Eine sehr konzentrierte Abwehr, in der auch Neuzugang Jessica Peter im Innenblock schon ihren Teil beitragen konnte, leitete dann aber noch vor der Halbzeitpause die Wende ein. Tor um Tor kämpften sich die Gäste heran, und aus einer zunehmend sichereren Abwehr kamen sie nun immer öfter in den Gegenstoß. Beim 10:10 (27.) war bereits erstmals der Ausgleich erreicht. Und bis zur Pause gingen die Haspo-Frauen sogar noch knapp mit 12:11 in Führung.

Ismanings Trainer Bamberger mit der letzten Auszeit

Die zweite Halbzeit begann dann so, wie die erste aufgehört hatte.
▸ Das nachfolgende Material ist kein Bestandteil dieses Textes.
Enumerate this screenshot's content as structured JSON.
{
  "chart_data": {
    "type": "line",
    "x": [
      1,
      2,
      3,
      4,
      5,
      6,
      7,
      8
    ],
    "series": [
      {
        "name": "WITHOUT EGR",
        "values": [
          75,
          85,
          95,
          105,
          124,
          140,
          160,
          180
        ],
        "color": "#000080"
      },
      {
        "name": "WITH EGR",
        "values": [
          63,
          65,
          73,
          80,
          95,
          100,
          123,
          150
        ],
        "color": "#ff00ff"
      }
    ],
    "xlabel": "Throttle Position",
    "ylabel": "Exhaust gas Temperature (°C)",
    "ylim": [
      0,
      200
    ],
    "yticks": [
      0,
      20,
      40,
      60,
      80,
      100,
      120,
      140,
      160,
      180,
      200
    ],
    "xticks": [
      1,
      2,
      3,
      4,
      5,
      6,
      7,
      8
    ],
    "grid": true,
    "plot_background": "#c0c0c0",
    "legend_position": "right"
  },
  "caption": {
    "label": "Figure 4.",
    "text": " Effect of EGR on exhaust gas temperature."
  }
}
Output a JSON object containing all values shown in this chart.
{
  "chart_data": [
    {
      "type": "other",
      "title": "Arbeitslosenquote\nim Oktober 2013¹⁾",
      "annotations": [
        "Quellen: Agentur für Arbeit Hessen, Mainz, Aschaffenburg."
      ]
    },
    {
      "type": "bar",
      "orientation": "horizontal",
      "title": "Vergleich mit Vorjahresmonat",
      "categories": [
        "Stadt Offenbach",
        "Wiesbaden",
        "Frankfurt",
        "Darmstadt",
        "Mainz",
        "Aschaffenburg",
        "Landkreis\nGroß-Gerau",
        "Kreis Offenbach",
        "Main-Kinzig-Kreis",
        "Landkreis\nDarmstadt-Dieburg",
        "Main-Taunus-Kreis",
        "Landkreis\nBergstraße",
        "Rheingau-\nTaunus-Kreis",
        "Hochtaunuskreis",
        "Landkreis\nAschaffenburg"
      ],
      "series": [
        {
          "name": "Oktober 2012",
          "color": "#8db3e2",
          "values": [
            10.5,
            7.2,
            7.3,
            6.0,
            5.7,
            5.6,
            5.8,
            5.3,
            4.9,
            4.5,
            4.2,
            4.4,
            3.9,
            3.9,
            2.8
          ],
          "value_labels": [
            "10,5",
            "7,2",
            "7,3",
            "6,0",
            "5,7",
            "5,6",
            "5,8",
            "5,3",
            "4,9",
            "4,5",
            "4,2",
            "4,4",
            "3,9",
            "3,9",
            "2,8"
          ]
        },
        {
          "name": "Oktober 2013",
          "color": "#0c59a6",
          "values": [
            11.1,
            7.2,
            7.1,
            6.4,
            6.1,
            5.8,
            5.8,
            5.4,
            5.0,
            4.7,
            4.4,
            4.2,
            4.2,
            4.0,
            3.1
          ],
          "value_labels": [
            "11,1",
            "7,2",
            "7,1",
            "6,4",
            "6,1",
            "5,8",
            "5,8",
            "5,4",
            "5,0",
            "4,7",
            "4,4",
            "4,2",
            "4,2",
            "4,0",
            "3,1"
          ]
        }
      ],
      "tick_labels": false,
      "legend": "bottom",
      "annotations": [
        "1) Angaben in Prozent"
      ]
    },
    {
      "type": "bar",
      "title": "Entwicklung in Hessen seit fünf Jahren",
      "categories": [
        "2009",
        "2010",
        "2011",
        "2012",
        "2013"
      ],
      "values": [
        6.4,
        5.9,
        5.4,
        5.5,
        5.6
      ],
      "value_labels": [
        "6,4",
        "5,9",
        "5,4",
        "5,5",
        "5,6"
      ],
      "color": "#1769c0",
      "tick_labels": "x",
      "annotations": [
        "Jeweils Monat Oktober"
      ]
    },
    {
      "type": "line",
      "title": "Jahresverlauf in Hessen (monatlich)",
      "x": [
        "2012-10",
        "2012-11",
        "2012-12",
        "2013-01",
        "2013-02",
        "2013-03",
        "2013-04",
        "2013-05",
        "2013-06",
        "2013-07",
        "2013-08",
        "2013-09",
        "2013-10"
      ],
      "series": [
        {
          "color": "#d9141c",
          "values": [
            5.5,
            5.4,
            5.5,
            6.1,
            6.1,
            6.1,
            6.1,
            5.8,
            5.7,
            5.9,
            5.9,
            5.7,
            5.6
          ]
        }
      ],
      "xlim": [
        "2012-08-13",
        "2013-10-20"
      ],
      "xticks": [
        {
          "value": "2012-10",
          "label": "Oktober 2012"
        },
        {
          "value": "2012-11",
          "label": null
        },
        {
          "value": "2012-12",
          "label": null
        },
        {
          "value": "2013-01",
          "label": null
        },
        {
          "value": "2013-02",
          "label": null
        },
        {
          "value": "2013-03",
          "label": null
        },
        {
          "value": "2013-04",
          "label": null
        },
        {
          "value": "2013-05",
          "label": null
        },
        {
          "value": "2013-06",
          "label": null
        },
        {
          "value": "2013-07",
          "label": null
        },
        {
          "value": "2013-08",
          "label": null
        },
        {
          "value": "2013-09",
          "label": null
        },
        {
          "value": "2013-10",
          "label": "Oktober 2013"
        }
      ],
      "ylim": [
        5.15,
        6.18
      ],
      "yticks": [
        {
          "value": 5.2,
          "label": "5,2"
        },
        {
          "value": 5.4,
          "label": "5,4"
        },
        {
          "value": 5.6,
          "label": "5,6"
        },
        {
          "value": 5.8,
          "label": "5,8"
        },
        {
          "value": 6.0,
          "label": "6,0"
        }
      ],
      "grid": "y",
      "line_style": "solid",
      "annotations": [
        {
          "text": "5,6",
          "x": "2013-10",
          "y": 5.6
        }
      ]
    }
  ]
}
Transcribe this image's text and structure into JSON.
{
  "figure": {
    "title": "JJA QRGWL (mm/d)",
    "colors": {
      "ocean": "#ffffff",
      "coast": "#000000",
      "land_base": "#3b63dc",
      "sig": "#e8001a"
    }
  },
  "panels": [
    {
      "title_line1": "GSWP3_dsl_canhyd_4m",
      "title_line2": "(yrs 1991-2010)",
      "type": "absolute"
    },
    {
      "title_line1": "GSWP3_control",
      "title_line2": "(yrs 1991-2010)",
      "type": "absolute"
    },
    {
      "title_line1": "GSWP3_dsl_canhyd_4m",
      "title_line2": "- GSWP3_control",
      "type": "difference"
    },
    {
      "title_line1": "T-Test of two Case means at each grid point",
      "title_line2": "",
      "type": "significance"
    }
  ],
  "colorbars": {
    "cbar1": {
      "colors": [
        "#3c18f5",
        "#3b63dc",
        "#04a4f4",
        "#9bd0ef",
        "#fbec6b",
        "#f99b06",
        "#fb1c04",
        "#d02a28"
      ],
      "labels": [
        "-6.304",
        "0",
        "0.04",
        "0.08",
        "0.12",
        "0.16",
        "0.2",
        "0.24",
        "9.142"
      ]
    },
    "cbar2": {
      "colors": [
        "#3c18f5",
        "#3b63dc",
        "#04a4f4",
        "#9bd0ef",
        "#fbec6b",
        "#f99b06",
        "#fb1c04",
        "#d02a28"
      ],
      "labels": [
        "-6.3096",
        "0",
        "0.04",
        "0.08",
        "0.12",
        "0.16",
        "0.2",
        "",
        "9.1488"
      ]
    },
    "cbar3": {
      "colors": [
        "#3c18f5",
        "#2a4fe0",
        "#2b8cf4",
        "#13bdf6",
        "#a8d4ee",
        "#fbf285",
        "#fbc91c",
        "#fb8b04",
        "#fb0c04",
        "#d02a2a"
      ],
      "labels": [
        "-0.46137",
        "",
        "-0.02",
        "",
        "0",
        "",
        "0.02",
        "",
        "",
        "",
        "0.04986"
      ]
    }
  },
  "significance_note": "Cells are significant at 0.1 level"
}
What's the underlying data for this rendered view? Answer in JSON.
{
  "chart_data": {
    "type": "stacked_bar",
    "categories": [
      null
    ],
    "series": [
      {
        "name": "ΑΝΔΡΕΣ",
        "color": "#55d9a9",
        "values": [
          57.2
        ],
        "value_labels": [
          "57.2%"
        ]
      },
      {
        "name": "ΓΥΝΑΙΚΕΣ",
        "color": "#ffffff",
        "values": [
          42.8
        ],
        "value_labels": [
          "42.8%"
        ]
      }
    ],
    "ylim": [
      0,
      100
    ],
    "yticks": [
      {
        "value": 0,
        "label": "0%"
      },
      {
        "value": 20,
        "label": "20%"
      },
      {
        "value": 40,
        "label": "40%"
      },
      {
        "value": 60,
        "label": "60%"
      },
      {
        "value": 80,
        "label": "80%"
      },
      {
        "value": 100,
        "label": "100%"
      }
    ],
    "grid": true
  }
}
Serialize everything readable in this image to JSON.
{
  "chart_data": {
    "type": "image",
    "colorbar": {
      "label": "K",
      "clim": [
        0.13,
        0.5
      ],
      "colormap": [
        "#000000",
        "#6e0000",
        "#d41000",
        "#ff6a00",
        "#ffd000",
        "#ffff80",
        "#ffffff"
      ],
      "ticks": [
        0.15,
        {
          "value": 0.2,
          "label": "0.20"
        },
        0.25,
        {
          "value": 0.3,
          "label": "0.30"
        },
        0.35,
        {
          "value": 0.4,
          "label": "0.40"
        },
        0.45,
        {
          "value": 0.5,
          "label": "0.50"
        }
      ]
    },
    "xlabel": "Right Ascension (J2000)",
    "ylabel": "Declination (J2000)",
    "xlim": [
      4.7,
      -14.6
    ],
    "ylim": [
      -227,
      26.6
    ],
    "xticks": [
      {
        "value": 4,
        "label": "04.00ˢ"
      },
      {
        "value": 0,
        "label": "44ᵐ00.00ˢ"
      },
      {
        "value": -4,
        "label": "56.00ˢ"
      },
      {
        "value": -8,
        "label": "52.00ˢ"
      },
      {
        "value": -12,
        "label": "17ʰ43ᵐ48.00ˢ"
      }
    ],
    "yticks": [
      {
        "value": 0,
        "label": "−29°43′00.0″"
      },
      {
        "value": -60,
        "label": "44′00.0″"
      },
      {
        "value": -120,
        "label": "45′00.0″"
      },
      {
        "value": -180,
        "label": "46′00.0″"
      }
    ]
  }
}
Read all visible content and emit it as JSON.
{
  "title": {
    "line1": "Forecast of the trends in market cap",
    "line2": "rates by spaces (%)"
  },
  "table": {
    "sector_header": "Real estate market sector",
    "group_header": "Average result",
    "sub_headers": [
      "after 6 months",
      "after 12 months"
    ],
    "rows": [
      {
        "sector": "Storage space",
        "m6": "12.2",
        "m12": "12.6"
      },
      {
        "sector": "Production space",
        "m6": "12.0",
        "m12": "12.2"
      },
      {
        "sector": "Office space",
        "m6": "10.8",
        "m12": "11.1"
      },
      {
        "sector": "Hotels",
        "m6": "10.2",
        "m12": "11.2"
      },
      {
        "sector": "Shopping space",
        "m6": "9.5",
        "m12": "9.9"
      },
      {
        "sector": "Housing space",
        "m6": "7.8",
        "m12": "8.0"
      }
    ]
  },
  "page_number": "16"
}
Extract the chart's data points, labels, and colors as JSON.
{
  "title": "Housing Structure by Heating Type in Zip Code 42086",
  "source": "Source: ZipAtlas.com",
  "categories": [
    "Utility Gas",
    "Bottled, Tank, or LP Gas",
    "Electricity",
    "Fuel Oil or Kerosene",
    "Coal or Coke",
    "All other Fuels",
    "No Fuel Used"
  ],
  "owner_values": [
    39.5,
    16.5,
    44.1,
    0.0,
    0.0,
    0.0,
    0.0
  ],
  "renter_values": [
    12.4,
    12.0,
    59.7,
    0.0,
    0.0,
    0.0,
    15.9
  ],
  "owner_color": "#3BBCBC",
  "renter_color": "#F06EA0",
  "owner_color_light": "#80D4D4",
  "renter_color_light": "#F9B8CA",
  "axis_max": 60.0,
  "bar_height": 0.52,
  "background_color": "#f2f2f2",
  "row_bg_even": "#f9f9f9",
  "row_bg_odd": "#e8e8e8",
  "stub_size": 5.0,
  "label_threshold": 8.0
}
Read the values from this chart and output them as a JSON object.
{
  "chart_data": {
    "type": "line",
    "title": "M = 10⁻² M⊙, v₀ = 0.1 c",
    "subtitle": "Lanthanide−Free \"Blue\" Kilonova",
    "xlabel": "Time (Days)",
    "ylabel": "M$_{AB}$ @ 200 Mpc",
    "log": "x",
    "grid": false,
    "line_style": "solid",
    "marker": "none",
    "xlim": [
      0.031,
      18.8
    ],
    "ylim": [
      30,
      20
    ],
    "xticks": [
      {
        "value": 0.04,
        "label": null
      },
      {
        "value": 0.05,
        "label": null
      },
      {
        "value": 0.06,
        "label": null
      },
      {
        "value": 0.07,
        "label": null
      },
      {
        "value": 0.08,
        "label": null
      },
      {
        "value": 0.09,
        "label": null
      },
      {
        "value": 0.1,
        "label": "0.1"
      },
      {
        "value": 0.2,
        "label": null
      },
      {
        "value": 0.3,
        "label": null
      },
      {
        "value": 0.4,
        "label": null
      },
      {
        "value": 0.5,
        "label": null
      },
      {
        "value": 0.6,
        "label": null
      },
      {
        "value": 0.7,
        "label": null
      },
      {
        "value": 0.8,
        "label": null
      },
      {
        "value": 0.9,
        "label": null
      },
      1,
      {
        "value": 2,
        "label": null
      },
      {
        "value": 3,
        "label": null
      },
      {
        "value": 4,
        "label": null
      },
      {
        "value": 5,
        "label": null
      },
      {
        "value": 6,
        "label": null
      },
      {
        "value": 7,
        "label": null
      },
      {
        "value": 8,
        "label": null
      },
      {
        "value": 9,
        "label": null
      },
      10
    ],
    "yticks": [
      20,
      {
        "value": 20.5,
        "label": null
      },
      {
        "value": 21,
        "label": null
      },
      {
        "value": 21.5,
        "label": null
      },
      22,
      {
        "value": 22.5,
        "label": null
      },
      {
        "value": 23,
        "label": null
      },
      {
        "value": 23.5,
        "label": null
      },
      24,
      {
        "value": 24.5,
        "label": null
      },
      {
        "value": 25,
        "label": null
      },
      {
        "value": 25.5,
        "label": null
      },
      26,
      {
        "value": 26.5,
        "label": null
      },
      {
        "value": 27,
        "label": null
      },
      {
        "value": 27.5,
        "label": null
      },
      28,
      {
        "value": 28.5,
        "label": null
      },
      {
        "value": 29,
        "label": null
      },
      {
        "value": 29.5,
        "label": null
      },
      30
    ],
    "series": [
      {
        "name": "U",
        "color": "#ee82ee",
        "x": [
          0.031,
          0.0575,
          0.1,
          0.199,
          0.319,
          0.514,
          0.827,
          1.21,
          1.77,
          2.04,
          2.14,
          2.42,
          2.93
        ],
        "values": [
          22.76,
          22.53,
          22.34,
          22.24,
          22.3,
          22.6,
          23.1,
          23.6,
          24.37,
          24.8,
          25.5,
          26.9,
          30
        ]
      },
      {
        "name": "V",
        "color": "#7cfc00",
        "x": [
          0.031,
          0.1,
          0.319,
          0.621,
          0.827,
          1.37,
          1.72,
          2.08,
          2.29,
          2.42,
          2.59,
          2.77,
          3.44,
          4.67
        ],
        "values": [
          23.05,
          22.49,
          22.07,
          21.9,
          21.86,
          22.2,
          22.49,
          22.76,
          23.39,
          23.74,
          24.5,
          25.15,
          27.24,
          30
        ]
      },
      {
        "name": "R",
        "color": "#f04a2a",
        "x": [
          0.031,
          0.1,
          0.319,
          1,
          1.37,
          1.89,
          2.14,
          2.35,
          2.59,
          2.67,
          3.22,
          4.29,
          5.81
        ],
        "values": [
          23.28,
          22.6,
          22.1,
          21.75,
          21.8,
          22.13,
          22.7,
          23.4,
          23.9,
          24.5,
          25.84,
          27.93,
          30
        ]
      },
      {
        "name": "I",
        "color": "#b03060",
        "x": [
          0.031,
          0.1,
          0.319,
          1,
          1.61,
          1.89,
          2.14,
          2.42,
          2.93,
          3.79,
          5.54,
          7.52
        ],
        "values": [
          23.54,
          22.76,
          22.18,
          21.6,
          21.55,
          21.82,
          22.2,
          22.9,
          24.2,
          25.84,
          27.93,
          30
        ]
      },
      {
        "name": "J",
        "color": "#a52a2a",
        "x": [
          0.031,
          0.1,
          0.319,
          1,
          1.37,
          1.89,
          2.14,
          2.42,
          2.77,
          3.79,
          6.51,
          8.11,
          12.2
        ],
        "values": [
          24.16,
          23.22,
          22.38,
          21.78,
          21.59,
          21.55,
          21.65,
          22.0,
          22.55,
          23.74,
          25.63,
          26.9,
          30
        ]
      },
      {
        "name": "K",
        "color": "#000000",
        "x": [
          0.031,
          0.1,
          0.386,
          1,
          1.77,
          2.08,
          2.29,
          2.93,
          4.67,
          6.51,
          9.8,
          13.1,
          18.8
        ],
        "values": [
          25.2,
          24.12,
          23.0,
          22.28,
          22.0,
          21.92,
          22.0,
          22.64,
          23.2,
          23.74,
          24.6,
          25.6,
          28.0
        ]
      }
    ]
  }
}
Die Bayreuther Abwehr ließ kaum vernünftige Abschlüsse der Gastgeberinnen zu. Gleichzeitig begann der Gäste-Angriff damit, sich immer mehr mit der recht offensiven Deckung der Ismaningerinnen anzufreunden. In der 39. Minute stand es schon 16:11, was Ismanings Trainer Florian Bamberger dazu veranlasste, seine finale Auszeit zu nehmen.

Doch auch in der Folge blieben die Bayreutherinnen konzentriert und erhöhten die Führung beim 23:16 (49.) vorentscheidend. „Ich bin heute alles in allem zufrieden mit der Leistung meiner Mannschaft“, analysierte daher auch Matthias Starz. „Wir haben uns auch durch den frühen Rückstand nicht aus der Ruhe bringen lassen und defensiv an die Leistung von letzter Woche angeknüpft. „Positiv ist auch die Leistung von Neuzugang Jessica Peter zu werten, die vor allem der Abwehr viel Stabilität verliehen hat.“

Haspo Bayreuth: Pitterich, Bauer, Goetjes; Daschner (3), Kutzschmar (3), Lindner, Kerling, Hall (3), Peter (3), Eckert, Koppold (5), Stöcker, Schubert (4), Duchon (4).